Kansas History - Winter 2019/2020
Christopher M. Rein, “The Second Colorado Cavalry and the Conquest of the Central Plains”
The Second Colorado Cavalry Regiment, drawn from early pioneers to both Kansas and Colorado Territory, rendered important service within Kansas and around the new state’s borders during the Civil War. Drawn from the hardy miners of the Colorado gold fields, the soldiers of the regiment helped repel a Confederate invasion of New Mexico in 1862, turned back allied forces of Texans and sympathetic indigenous residents in the Indian Territory in 1863, suppressed violence in the “Burned District” along the Kansas-Missouri border depopulated by Gen. Thomas Ewing’s “Order No. 11” in 1864, including defending the region against “Price’s Raid,” and spent most of 1865 guarding the Santa Fe Trail against Cheyenne, Kiowa, and Comanche incensed by the massacre at Sand Creek and attack at Adobe Walls the previous November.

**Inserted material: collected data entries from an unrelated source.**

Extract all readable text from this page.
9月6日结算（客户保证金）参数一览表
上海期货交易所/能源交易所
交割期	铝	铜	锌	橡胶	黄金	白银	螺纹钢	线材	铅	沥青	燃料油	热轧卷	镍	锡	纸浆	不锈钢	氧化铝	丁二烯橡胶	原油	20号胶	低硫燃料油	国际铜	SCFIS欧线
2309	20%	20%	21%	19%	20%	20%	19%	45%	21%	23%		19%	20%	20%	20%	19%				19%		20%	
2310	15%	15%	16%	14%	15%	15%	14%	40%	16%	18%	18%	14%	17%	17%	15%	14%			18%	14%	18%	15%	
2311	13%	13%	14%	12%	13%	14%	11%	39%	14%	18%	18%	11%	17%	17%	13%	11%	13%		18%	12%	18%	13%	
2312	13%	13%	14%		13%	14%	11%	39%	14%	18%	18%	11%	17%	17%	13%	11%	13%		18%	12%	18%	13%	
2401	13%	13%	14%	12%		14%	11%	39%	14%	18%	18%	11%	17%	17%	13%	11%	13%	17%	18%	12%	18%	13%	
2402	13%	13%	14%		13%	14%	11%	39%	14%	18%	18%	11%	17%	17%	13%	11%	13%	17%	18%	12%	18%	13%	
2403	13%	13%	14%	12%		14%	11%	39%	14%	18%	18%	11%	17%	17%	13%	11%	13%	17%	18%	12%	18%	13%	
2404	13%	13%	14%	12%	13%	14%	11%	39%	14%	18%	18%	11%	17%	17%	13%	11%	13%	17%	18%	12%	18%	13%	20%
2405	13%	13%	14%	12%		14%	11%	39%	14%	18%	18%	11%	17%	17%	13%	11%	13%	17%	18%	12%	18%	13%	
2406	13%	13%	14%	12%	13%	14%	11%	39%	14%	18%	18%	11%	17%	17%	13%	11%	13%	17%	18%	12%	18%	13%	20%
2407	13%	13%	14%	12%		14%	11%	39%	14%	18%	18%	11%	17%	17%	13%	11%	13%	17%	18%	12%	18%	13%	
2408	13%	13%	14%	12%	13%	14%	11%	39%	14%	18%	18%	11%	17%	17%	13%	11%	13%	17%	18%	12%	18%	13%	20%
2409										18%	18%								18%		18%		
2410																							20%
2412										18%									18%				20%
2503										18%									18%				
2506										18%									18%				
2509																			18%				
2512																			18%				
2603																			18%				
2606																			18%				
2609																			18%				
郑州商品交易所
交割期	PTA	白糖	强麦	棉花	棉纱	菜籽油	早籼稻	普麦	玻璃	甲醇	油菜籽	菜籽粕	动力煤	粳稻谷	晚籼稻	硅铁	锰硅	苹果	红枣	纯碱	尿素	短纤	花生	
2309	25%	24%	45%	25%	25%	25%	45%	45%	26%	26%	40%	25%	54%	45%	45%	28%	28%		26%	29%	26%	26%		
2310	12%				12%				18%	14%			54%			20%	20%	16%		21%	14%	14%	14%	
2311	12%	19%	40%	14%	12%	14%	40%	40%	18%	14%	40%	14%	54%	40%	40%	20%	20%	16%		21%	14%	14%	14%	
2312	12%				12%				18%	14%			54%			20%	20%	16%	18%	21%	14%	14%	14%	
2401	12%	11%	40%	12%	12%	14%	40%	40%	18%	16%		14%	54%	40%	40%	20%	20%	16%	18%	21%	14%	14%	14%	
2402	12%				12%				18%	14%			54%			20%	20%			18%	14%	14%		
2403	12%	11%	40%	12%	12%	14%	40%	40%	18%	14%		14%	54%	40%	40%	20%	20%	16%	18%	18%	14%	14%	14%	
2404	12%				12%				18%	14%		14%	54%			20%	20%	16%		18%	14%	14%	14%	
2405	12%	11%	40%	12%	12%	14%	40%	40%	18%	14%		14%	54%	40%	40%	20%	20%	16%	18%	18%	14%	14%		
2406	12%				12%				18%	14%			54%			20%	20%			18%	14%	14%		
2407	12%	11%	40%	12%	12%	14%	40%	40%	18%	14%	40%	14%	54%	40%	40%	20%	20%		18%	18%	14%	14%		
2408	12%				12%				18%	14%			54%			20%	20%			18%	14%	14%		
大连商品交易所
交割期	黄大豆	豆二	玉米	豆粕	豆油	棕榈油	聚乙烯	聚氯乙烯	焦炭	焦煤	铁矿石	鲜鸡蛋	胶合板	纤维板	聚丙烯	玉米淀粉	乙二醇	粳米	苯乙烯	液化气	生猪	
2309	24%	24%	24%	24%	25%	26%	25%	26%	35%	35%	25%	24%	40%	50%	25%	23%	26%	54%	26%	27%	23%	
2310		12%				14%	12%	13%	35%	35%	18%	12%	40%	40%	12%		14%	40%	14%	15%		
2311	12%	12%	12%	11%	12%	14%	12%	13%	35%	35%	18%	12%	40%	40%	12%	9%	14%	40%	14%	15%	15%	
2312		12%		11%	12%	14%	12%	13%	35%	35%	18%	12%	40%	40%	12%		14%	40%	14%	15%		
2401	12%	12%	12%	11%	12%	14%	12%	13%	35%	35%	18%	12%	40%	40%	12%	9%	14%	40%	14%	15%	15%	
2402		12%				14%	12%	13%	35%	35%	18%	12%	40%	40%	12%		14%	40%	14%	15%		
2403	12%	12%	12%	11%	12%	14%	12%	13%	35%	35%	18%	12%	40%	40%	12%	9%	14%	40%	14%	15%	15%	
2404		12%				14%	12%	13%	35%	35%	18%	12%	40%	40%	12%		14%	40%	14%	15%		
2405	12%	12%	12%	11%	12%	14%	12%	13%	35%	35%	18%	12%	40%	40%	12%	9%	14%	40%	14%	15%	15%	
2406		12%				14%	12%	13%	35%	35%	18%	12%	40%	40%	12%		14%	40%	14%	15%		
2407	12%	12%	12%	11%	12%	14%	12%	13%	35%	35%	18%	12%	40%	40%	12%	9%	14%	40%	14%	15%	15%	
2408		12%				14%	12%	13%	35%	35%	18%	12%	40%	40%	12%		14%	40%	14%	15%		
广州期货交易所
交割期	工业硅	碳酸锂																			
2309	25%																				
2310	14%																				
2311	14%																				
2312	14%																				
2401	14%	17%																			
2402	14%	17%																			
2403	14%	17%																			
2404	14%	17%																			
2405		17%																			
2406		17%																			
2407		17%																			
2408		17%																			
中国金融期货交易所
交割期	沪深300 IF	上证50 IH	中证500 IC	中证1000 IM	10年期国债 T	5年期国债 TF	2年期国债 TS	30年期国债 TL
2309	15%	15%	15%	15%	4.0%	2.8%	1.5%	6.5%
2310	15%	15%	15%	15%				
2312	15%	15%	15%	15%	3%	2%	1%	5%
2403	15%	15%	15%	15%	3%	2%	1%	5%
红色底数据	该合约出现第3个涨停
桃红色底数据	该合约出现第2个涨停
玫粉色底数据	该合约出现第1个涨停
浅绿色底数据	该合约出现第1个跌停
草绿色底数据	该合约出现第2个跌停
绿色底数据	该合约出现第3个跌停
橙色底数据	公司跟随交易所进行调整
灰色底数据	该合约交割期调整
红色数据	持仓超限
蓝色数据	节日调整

As historian Chris Rein of the Combat Studies Institute, Army University Press at Fort Leavenworth demonstrates, the regiment’s service reveals the connected nature of the Civil War and Indian Wars that followed, especially on the Central Plains, as the individual soldiers participated in a collective act of conquest that simultaneously dispossessed indigenous peoples and preserved the region against proslavery forces. After the war, veterans of the regiment spurred development in the region, fulfilling the vision of Free-soilers that animated both the Civil War and the simultaneous conquest of the American West.
Brent M. S. Campney, “‘Leave Him Now to the Great Judge’: The Short and Tragic Life of Allen Pinks Free Black, Fugitive Slave, and Slave-Catcher."
With this article, Brent Campney, associate professor history at the University of Texas Rio Grande Valley, reconstructs the life and death of Allen Pinks, a complicated figure who was at once a free-born black man, a fugitive from enslavement, and a slavecatcher. Pinks moved among some of the best-known historical figures of the Bleeding Kansas era and would be worthy of historical inquiry for no other reason than for his role as a noteworthy actor in the storied drama of that time and place. Nevertheless, as Campney demonstrates, Pinks is more significant because his short and violent life, bursting with intrigue and betrayal, provides so vivid and tragic a prism through which to explore the tangled issues of racism, violence, agency, and justice on the Kansas-Missouri border. To achieve its aims, the article patches together the relatively few and scattered scraps of information related to the life of Pinks as captured in newspapers and in the reminiscences of contemporaries and historians in the late nineteenth and early twentieth century.
Chase M. Billingham, “Urban Renewal, Homelessness, and the Birth and Death of Wichita’s Naftzger Park.”
Through much of the mid-twentieth century, the intersection of Douglas Avenue and St. Francis Street in Downtown Wichita was the site of the city’s notorious “Skid Row” area, featuring cheap hotels and other amenities catering to the low-income men who populated the district. In the 1960s and 1970s, the elimination of “Skid Row” was among the top priorities for Wichita’s Urban Renewal Agency (URA). As a central component of this endeavor, URA spearheaded the construction of a new park, named for prominent Wichita banker M.C. Naftzger, on top of the former Skid Row territory. Though this park was supposed to bring about middle-class resettlement and contribute to the eviction of poor and homeless men, it instead became a central gathering spot for the city’s homeless population, provoking decades of consternation and social problems. After years of attempts to reform Naftzger Park, the city finally bulldozed it altogether in 2018, with a plan to rebuild it into an inviting new public space. Wichita State University sociologist Chase M. Billingham traces the planning, construction, and ultimate demise of Naftzger Park, documenting how concerns about homelessness, poverty, and gentrification have repeatedly been at the center of arguments over the development of this key downtown intersection.